| 0 | → | A | → | B | → | C | → | 0 |
| ↓α | ↓β | ↓γ | ||||||
| 0 | → | A′ | → | B′ | → | C′ | → | 0 |
This is a commutative diagram. Every path from one module to another implies the same homomorphism. Starting at A, move right to B, and down through β to B′; the result is the same as going down through α to A′, then across to B′. You will see a lot of commutative diagrams in homology, so you want to get use to them. If you enjoy category theory, you may want to review the abstract definition of a commutative diagram.
The short five lemma says that β is injective when α and γ are injective.
Let x be a member of B such that β(x) = 0. The image of x is 0 in C′, no matter which path we take. This means x maps to 0 in C. In other words, x is in the kernel of the second homomorphism, and by exactness, x is in the image of the first. Let y be the preimage of x in A.
The image of y in B′ is the same, no matter which path we take. Thus y into A′, and over to B′, = 0. Since A′ embeds, α(y) = 0, and since α is injective, y = 0, hence x = 0.
This last step, where A′ embeds in B′, is the only time we used one of the outside zeros. The five lemma (proved below) is a generalization of the short five lemma, and this step of the proof will have to be modified. More on this later.
Here is the second part of the short five lemma: if α and γ are surjective, so is β.
Let x′ be an element in B′. The image of x′ in C′ has a preimage in C, which I will call y. Since B maps onto C, let x be an element of B that maps to y. This is the only time we use an outside zero, to map B onto C.
The image of x in C′ is the same, no matter which path we take. If w′ = x′-β(x), then w′ maps to 0 in C′. By exactness, w′ has some preimage z′ in A′. Since α is surjective, let z′ = α(z).
Consider x+the image of z in B. Apply β, and x becomes x′-w′, while the image of z maps to w′. The result is x′, and β is surjective.
If α and γ are isomorphisms, so is β. In this case the exact sequences are called isomorphic.
If the top and bottom sequences are isomorphic, Revers the isomorphisms, and the diagram still commutes. We had path independence from A to B′, so apply β inverse, and the path from A to B equals the path from A to A′ to B′ to B. Apply α, and find path independence from A′ to B, up and to the right.

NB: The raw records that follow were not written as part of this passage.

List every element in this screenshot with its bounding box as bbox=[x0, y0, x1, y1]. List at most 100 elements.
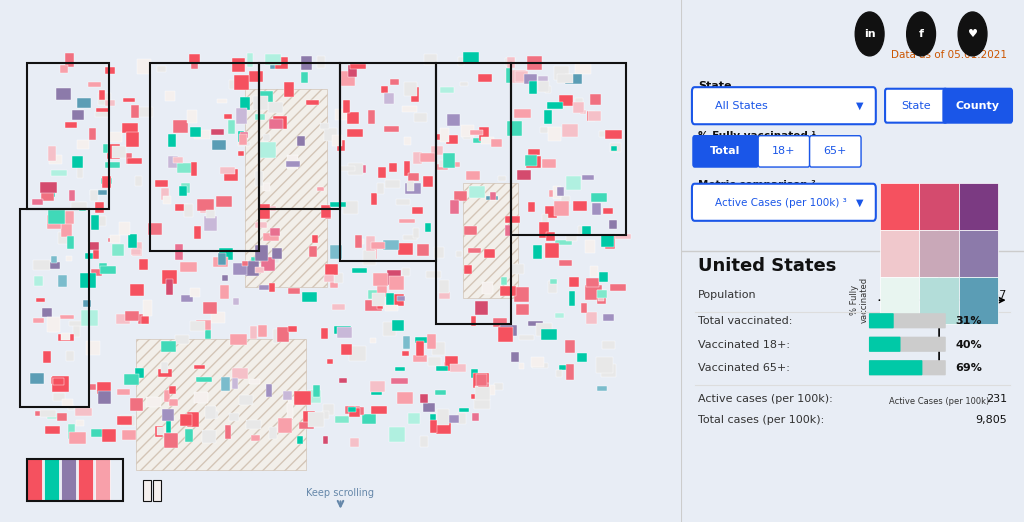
Bar bbox=[343, 100, 350, 113]
Bar bbox=[297, 436, 303, 444]
Bar bbox=[540, 222, 549, 238]
Bar bbox=[313, 385, 319, 397]
Text: Keep scrolling: Keep scrolling bbox=[306, 488, 375, 499]
Bar bbox=[528, 81, 538, 94]
Bar bbox=[228, 120, 234, 134]
Bar bbox=[340, 63, 436, 261]
Bar bbox=[51, 256, 57, 263]
Bar bbox=[352, 165, 366, 173]
Bar bbox=[481, 137, 495, 145]
Bar bbox=[266, 384, 272, 397]
Bar bbox=[110, 132, 123, 142]
Bar bbox=[490, 192, 497, 200]
Bar bbox=[390, 79, 398, 85]
Bar bbox=[251, 434, 260, 441]
Bar bbox=[383, 322, 396, 336]
Bar bbox=[54, 209, 62, 214]
Bar bbox=[242, 260, 248, 266]
Bar bbox=[465, 226, 477, 235]
Bar bbox=[132, 242, 142, 256]
Bar bbox=[341, 70, 355, 86]
Bar bbox=[428, 357, 441, 365]
Text: 231: 231 bbox=[986, 394, 1007, 405]
Bar bbox=[34, 276, 43, 286]
Bar bbox=[138, 107, 154, 117]
Bar bbox=[43, 351, 51, 363]
Bar bbox=[547, 102, 563, 109]
Bar bbox=[566, 364, 574, 379]
FancyBboxPatch shape bbox=[869, 337, 946, 352]
Bar bbox=[238, 142, 250, 146]
Bar bbox=[389, 163, 397, 172]
Bar bbox=[49, 155, 62, 164]
Bar bbox=[168, 156, 178, 168]
Bar bbox=[420, 395, 428, 403]
FancyBboxPatch shape bbox=[958, 230, 998, 277]
Bar bbox=[416, 341, 424, 356]
Bar bbox=[540, 127, 549, 133]
Bar bbox=[348, 65, 357, 77]
Text: State: State bbox=[698, 81, 731, 91]
Bar bbox=[124, 374, 139, 385]
Bar bbox=[262, 183, 270, 191]
Bar bbox=[180, 183, 189, 193]
Bar bbox=[155, 426, 163, 437]
Bar bbox=[307, 390, 321, 403]
Bar bbox=[67, 236, 74, 248]
Bar bbox=[580, 110, 586, 114]
Bar bbox=[272, 248, 283, 258]
Bar bbox=[251, 257, 259, 270]
Bar bbox=[66, 211, 74, 224]
Bar bbox=[168, 134, 176, 147]
Bar bbox=[187, 412, 199, 427]
Bar bbox=[270, 61, 278, 69]
Bar bbox=[586, 312, 597, 324]
Bar bbox=[511, 63, 627, 235]
Bar bbox=[323, 405, 334, 416]
Bar bbox=[223, 114, 231, 118]
Bar bbox=[596, 357, 612, 373]
Bar bbox=[597, 290, 606, 299]
Bar bbox=[605, 236, 614, 250]
Bar bbox=[52, 376, 69, 392]
Bar bbox=[53, 393, 66, 401]
Bar bbox=[498, 176, 506, 181]
Bar bbox=[46, 183, 55, 197]
Bar bbox=[330, 282, 338, 288]
Bar bbox=[434, 247, 444, 258]
Bar bbox=[73, 111, 84, 120]
FancyBboxPatch shape bbox=[958, 277, 998, 324]
Bar bbox=[460, 81, 468, 87]
Bar bbox=[28, 63, 109, 209]
FancyBboxPatch shape bbox=[810, 136, 861, 167]
Bar bbox=[123, 123, 137, 133]
Bar bbox=[255, 171, 263, 186]
Bar bbox=[414, 355, 427, 362]
Bar bbox=[335, 416, 349, 423]
Bar bbox=[135, 368, 144, 378]
Bar bbox=[549, 189, 560, 197]
Bar bbox=[423, 402, 435, 412]
Bar bbox=[557, 187, 564, 196]
Bar bbox=[494, 318, 507, 327]
Text: 31%: 31% bbox=[955, 316, 982, 326]
FancyBboxPatch shape bbox=[758, 136, 810, 167]
Bar bbox=[220, 168, 234, 174]
Bar bbox=[161, 362, 168, 373]
Bar bbox=[77, 164, 83, 178]
Bar bbox=[356, 239, 365, 244]
Bar bbox=[479, 127, 489, 141]
Bar bbox=[556, 371, 562, 377]
Bar bbox=[73, 322, 80, 337]
Bar bbox=[28, 459, 123, 501]
Bar bbox=[157, 66, 167, 72]
Text: in: in bbox=[864, 29, 876, 39]
Bar bbox=[414, 113, 427, 122]
Bar bbox=[371, 242, 385, 250]
Bar bbox=[40, 410, 56, 417]
Bar bbox=[608, 220, 616, 229]
Bar bbox=[246, 262, 259, 276]
Bar bbox=[190, 162, 197, 176]
Bar bbox=[538, 81, 549, 92]
Bar bbox=[345, 406, 359, 414]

By convention, we usually keep the down arrows pointing down, and exchange the two exact sequences. When feasible, arrows flow down and to the right. It's a convention we inherited from reading.

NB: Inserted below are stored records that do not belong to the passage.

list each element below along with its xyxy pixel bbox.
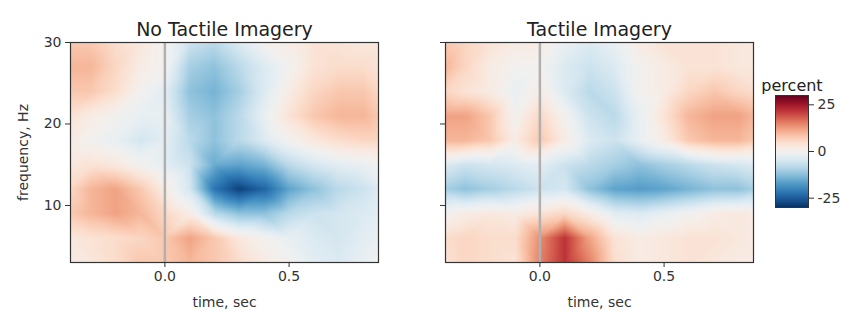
svg-text:10: 10 bbox=[44, 197, 62, 213]
svg-text:time, sec: time, sec bbox=[567, 294, 631, 310]
svg-text:frequency, Hz: frequency, Hz bbox=[15, 104, 31, 201]
svg-text:time, sec: time, sec bbox=[192, 294, 256, 310]
svg-text:30: 30 bbox=[44, 34, 62, 50]
svg-text:20: 20 bbox=[44, 115, 62, 131]
svg-text:25: 25 bbox=[818, 96, 836, 112]
svg-text:0.0: 0.0 bbox=[154, 268, 176, 284]
svg-text:No Tactile Imagery: No Tactile Imagery bbox=[136, 18, 313, 40]
svg-text:0.5: 0.5 bbox=[653, 268, 675, 284]
svg-text:0.0: 0.0 bbox=[529, 268, 551, 284]
svg-text:0.5: 0.5 bbox=[278, 268, 300, 284]
svg-text:percent: percent bbox=[761, 76, 822, 95]
svg-text:-25: -25 bbox=[818, 190, 841, 206]
svg-text:Tactile Imagery: Tactile Imagery bbox=[526, 18, 672, 40]
svg-text:0: 0 bbox=[818, 143, 827, 159]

Stack 3 exact sequences on top of each other, and assume the vertical homomorphisms are isomorphisms. Compose them, and the resulting maps are isomorphisms, and the diagram still commutes. Thus the top and bottom sequences are isomorphic. This implies transitivity, and isomorphic becomes an equivalence relation. Short exact sequences can be clumped together into equivalence classes. Such a class defines the quotient of a module and a submodule, up to isomorphism.

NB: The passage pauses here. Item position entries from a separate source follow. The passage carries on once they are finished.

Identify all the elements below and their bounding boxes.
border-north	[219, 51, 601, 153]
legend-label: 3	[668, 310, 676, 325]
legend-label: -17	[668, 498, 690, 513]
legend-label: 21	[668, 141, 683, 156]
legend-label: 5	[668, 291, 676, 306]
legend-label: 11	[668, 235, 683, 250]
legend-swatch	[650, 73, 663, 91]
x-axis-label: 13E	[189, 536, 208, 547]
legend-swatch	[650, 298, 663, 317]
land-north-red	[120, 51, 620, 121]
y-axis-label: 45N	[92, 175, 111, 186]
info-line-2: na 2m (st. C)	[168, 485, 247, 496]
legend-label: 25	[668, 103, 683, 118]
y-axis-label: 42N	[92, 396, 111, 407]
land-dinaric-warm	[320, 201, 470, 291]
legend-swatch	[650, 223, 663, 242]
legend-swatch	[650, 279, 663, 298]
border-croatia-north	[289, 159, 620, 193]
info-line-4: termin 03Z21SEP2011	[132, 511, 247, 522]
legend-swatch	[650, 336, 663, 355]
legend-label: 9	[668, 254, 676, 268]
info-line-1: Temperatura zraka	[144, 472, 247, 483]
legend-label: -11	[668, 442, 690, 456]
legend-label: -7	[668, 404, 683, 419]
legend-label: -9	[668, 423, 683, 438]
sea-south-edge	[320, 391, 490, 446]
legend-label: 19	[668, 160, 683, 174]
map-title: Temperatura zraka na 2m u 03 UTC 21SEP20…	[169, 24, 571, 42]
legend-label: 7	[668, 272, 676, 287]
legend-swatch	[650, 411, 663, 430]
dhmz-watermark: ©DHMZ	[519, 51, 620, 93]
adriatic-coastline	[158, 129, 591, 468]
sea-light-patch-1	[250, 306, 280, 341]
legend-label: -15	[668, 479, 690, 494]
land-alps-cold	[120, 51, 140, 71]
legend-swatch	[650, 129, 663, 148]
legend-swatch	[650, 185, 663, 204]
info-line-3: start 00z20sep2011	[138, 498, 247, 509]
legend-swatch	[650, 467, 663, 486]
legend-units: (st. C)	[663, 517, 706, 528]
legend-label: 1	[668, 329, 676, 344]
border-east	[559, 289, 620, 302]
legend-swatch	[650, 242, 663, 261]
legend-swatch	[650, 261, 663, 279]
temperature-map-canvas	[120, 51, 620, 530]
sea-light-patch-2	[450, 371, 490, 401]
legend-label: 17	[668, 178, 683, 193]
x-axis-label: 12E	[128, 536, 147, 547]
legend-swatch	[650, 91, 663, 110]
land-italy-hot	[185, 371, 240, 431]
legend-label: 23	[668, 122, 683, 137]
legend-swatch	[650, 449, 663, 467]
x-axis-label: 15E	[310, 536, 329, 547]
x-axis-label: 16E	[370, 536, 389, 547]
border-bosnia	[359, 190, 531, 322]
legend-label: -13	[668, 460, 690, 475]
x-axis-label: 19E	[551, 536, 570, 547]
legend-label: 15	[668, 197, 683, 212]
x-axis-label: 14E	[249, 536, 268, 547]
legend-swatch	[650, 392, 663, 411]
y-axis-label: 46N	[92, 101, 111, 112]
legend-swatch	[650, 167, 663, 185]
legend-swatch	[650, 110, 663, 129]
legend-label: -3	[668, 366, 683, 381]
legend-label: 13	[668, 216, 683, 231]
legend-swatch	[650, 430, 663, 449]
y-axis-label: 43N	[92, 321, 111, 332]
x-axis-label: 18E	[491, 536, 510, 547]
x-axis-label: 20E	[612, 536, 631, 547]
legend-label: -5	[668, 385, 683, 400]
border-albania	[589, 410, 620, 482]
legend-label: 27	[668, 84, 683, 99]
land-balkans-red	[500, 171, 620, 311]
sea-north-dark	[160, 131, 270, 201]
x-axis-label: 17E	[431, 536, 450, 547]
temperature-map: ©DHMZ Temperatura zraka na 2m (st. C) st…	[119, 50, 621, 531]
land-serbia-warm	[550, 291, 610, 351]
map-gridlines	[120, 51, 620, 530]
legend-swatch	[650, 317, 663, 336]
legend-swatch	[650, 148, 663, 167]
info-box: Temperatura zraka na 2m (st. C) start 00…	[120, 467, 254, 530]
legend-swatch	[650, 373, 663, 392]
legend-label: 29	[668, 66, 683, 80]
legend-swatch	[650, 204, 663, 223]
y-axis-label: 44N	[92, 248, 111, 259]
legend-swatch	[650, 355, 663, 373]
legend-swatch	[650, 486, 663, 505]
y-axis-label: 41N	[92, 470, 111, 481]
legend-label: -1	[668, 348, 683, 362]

| A1 | → | A2 | → | A3 | → | A4 | → | A5 |
| ↓f1 | ↓f2 | ↓f3 | ↓f4 | ↓f5 | ||||
| B1 | → | B2 | → | B3 | → | B4 | → | B5 |
If f2 and f4 are injective and f1 is surjective, f3 is injective. Review the short 5 lemma and note that B1 = 0 is only used to show B2 embeds in B3. Without this, y′ still maps to 0 in B3, and is the image of some z′ in B1. for some z in A1, let f1(z) = z′. Since f2 is injective, the image of z in A2 has to be y. since y is in the image of A1, it is in the kernel of A2, and x = 0 as before.
If f2 and f4 are surjective and f5 is injective, f3 is surjective. In the short 5 lemma, A5 = 0 is only used to show A3 maps onto A4, hence y ∈ A4 has a preimage in A3. Apply f4 to y and find something in the image of B3. Move on to B5 and get 0. Thus y, into A5, and down to B5, equals 0. With f5 injective, y maps to 0 in A5, hence y is in the image of A3, which completes the proof.